In its determination, the Planning Authority stated this much about the development: “This would provide for a highly intrusive visually domineering form of development that debases the integrity and the landscape character that would seriously and unnecessarily injure the High Value Landscape areas.
“In addition, if permitted, it would act as a catalyst for other inappropriate and similar windfarm developments of excessive wind turbine heights when ‘repowering’ windfarm developments are considered.”
In reference to the area’s attraction to cycling and walking tourists, one of the reasons for refusal is stated as follows: “Given the absence of compelling evidence and a proper detailed study and assessment of the cycling routes and the walking trails, consistent with the ‘precautionary principle’, the Planning Authority is not satisfied that sufficient, or any, compelling evidence has been submitted to conclude that the proposed windfarm will not have an adverse impact on local tourism.”
According to Tadhg Ó Duinnín, the chairman of Coiste Forbartha Bhéal Átha’n Ghaorthaidh, the rejection of the planning permission application for the site was welcome but the village in which he lives is still surrounded by wind turbines on the overlooking slopes.
“I’m aware that other proposals are in the works for more windfarms so we will be keeping an eye out,” he said.
He also emphasised the failure of the developer of the proposed project to enter into any consultation with the people in Béal Átha’n Ghaorthaidh despite them being less than 5km from the site.

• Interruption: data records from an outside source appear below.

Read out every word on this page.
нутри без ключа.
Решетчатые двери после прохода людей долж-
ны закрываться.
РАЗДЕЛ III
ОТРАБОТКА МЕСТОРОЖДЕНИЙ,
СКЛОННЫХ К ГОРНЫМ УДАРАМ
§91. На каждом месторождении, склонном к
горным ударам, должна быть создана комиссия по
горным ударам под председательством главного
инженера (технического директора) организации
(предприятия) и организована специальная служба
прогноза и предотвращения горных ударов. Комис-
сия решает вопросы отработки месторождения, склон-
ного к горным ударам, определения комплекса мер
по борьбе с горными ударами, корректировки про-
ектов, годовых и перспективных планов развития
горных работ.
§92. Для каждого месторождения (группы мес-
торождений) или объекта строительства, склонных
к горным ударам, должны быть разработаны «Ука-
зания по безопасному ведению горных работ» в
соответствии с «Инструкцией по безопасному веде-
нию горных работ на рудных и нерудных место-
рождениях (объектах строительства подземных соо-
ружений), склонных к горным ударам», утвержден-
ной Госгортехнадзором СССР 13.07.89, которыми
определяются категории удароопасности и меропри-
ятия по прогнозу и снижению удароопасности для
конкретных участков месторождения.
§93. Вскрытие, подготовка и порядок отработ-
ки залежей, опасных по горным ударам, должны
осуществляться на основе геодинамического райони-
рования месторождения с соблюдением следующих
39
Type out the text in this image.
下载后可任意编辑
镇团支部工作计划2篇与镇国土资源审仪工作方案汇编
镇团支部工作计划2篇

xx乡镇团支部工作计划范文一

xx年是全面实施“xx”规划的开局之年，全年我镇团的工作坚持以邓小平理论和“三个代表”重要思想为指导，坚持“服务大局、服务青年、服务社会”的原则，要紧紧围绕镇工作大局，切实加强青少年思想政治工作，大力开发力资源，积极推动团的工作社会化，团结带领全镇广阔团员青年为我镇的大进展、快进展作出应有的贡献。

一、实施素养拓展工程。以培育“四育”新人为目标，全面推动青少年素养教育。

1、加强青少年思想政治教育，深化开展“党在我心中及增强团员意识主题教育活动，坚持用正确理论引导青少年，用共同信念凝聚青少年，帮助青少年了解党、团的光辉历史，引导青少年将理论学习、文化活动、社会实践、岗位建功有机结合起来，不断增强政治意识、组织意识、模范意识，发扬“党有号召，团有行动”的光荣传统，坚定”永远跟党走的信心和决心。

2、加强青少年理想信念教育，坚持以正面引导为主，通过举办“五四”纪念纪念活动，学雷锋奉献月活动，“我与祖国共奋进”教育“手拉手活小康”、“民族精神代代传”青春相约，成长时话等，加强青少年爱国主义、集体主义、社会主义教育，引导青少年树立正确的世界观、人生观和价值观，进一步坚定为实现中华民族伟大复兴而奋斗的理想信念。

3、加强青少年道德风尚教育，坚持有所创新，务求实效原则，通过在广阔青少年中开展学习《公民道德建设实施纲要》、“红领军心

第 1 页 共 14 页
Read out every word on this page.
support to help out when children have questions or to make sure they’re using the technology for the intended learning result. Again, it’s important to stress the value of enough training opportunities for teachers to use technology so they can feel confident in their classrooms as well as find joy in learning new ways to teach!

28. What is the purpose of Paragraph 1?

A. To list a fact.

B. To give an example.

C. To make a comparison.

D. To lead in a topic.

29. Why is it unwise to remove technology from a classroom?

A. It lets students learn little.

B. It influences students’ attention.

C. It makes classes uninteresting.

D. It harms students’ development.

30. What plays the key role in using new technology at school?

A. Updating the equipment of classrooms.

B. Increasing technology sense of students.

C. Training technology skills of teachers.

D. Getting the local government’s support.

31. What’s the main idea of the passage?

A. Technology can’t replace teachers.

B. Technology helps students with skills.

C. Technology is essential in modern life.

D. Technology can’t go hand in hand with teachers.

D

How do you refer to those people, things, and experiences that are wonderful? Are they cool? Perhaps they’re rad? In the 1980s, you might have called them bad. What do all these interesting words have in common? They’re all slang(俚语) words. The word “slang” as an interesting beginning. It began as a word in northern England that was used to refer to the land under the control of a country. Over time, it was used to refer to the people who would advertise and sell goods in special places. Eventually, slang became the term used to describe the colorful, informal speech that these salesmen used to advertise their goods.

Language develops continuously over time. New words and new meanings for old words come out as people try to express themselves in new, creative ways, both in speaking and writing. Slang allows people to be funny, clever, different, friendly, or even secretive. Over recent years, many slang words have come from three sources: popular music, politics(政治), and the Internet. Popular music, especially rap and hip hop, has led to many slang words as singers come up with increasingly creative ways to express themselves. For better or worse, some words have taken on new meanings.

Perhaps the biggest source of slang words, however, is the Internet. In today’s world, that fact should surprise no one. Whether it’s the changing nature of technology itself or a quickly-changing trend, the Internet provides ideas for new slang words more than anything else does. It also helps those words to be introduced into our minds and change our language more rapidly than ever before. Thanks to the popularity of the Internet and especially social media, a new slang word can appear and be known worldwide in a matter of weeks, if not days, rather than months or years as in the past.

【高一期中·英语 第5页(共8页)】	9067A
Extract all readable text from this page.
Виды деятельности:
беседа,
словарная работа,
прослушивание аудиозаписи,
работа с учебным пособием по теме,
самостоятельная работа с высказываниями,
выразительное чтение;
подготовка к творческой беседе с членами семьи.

While a consultation was carried out within 2km of the proposed development, many of those who sent objections said the height of the turbines meant the area of consultation should be far wider.
“For a project of this size, a 2km zone of consultation is not enough – the turbines would be visible to a much wider area than a 2km radius and would be visually and aurally obtrusive,” said Paul Lynch, one of those resident near Béal Átha’n Ghaorthaidh who objected and a member of Macroom District Environmental Group.
Another concern which has been voiced is the silence of Cork County Council on the other element of the Curraglass project, the proposed battery storage units at the site.
Many of those who sent observations pointed out their anxiety about such units and how an accident at the site involving the battery units could lead to toxic fumes being blown towards Béal Átha’n Ghaorthaidh by the prevailing south westerly wind.